Meir Ben-Shabbat, ancien chef du Conseil de Sécurité Nationale et l’un des architectes des Accords d’Abraham, explique pourquoi l’élimination de Larijani n’est pas qu’un acte symbolique — et quel message cela envoie aux manifestants en Iran.
JDN
L’élimination d’Ali Larijani poursuit le processus de démantèlement de la chaîne de commandement iranienne et place le régime à un point de rupture sans précédent.
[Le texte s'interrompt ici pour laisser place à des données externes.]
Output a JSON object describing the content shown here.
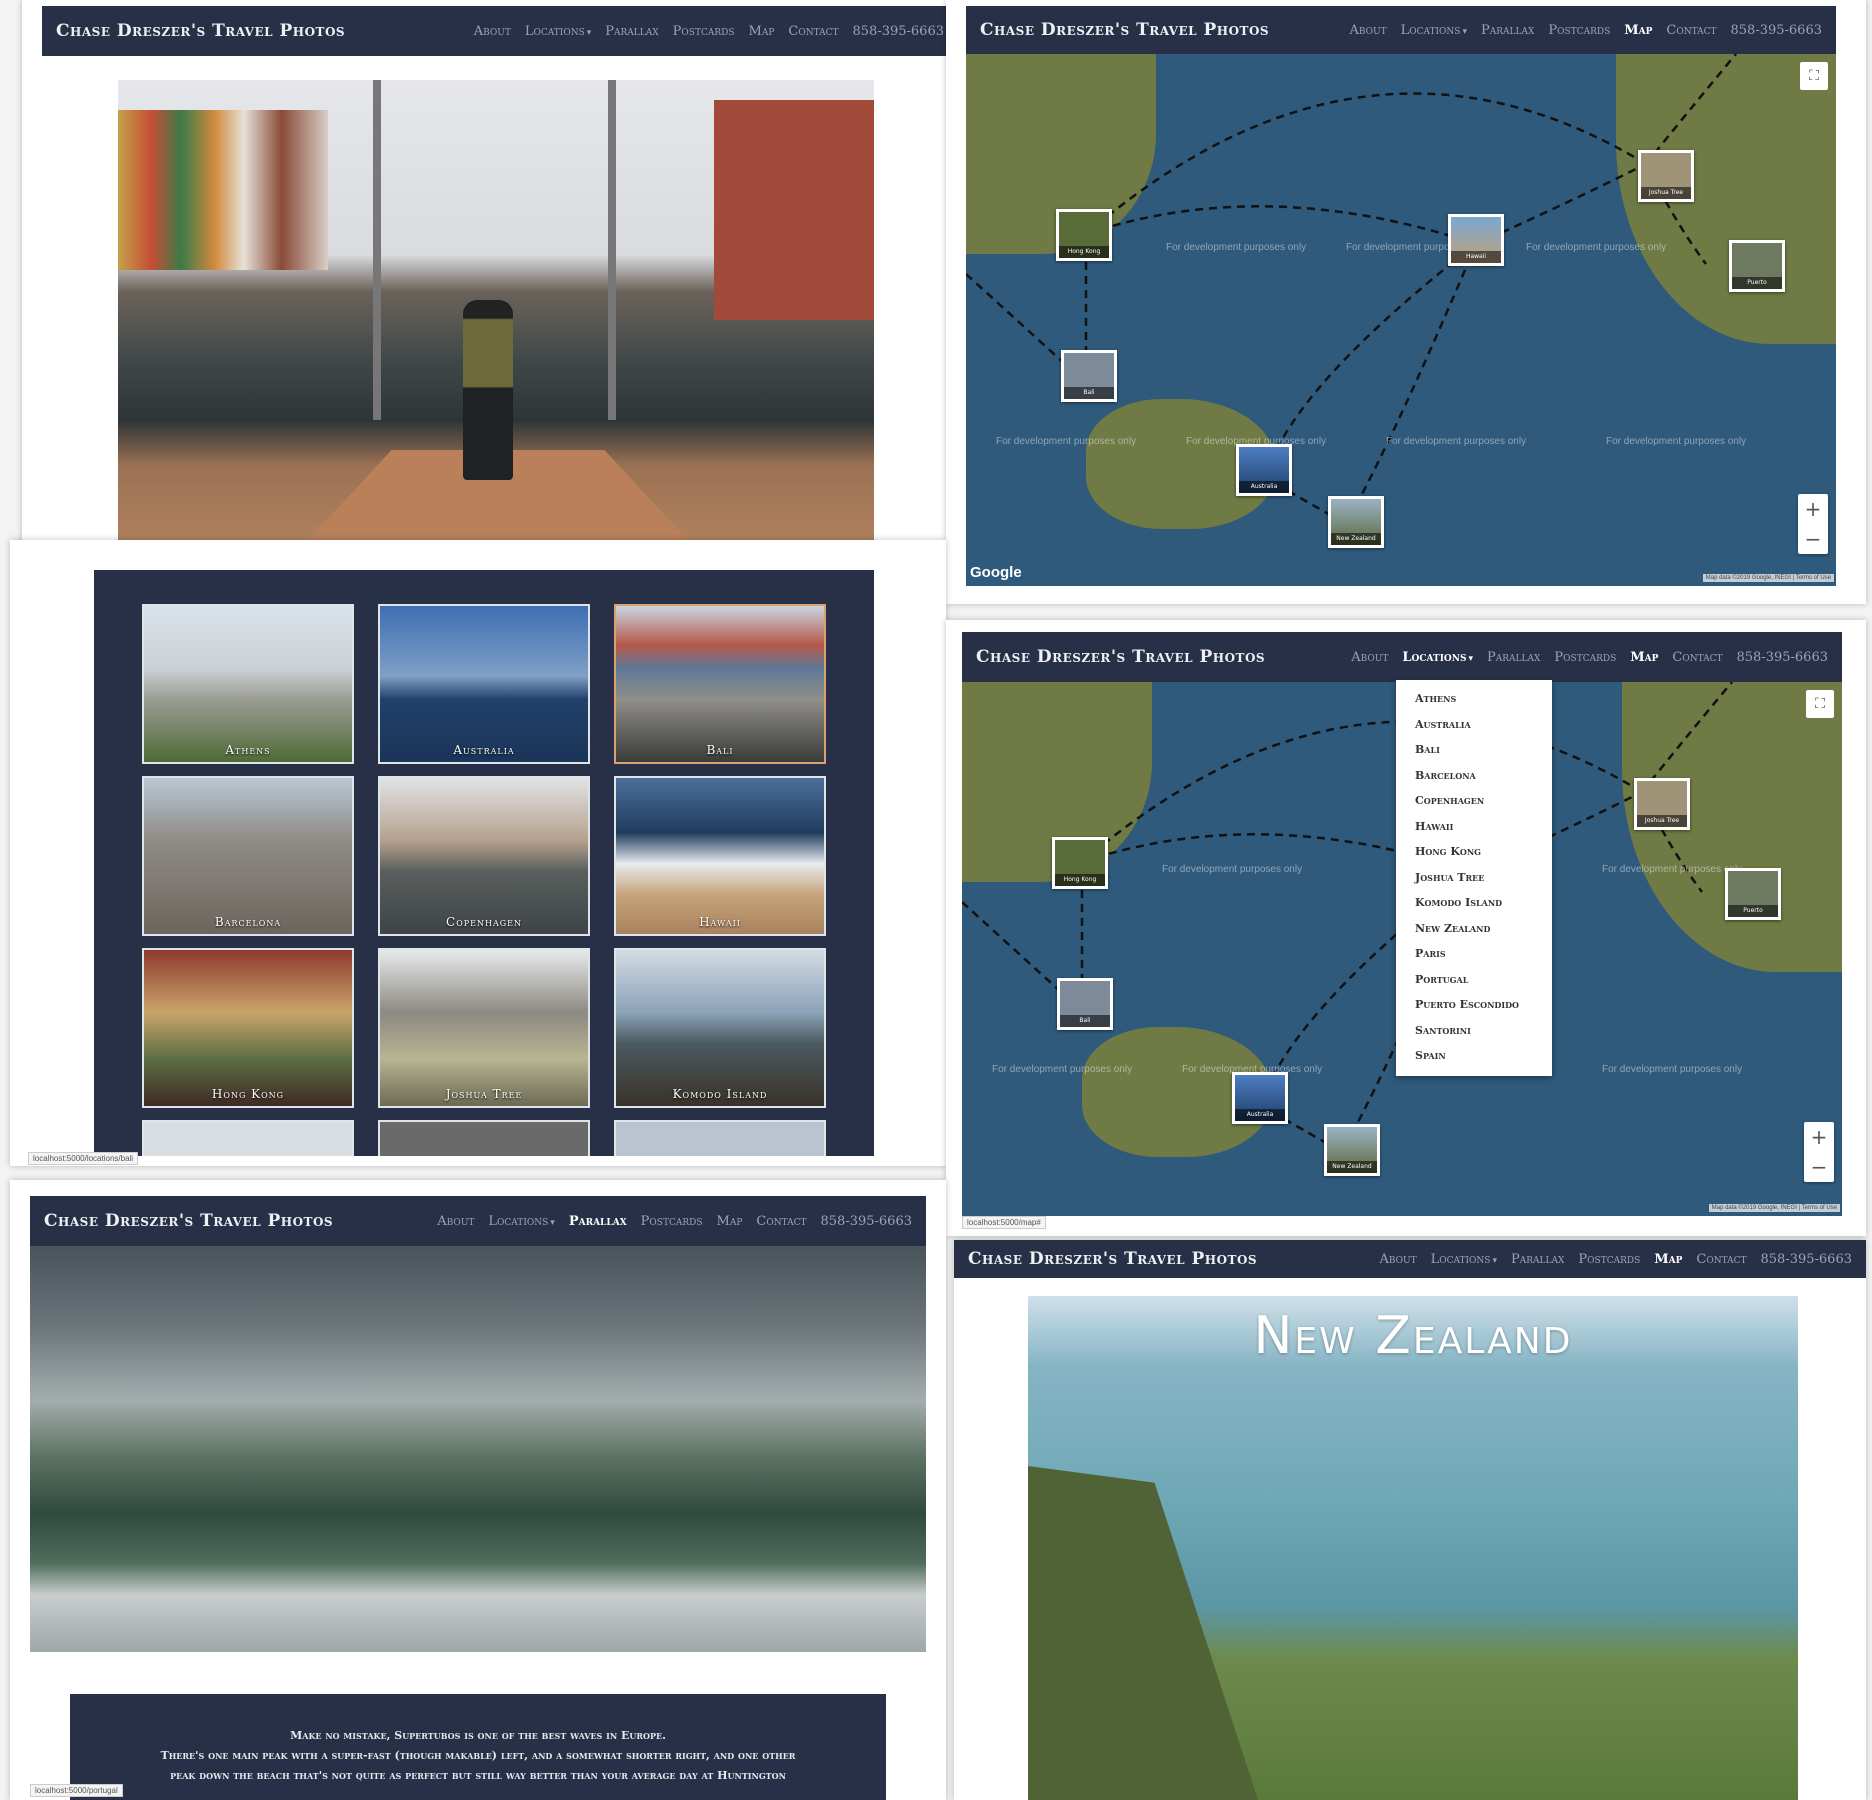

C’est ce qu’écrit aujourd’hui Meir Ben-Shabbat, actuel président de l’Institut Misgav et ancien conseiller à la sécurité nationale (2017-2021).
Larijani, souligne Ben-Shabbat, n’occupait pas une fonction purement technique. Son titre officiel de secrétaire du Conseil suprême de sécurité nationale ne reflétait pas son poids réel : depuis le début de la campagne, il était perçu comme le chef du conseil de direction intérimaire, dictant les réponses de l’Iran tant sur le plan militaire que diplomatique. Contrairement à d’autres dirigeants qui ont adopté un profil bas face aux menaces, Larijani avait choisi d’apparaître fréquemment dans les rues de Téhéran — une stratégie délibérée visant à projeter une image de stabilité et de contrôle auprès du public iranien.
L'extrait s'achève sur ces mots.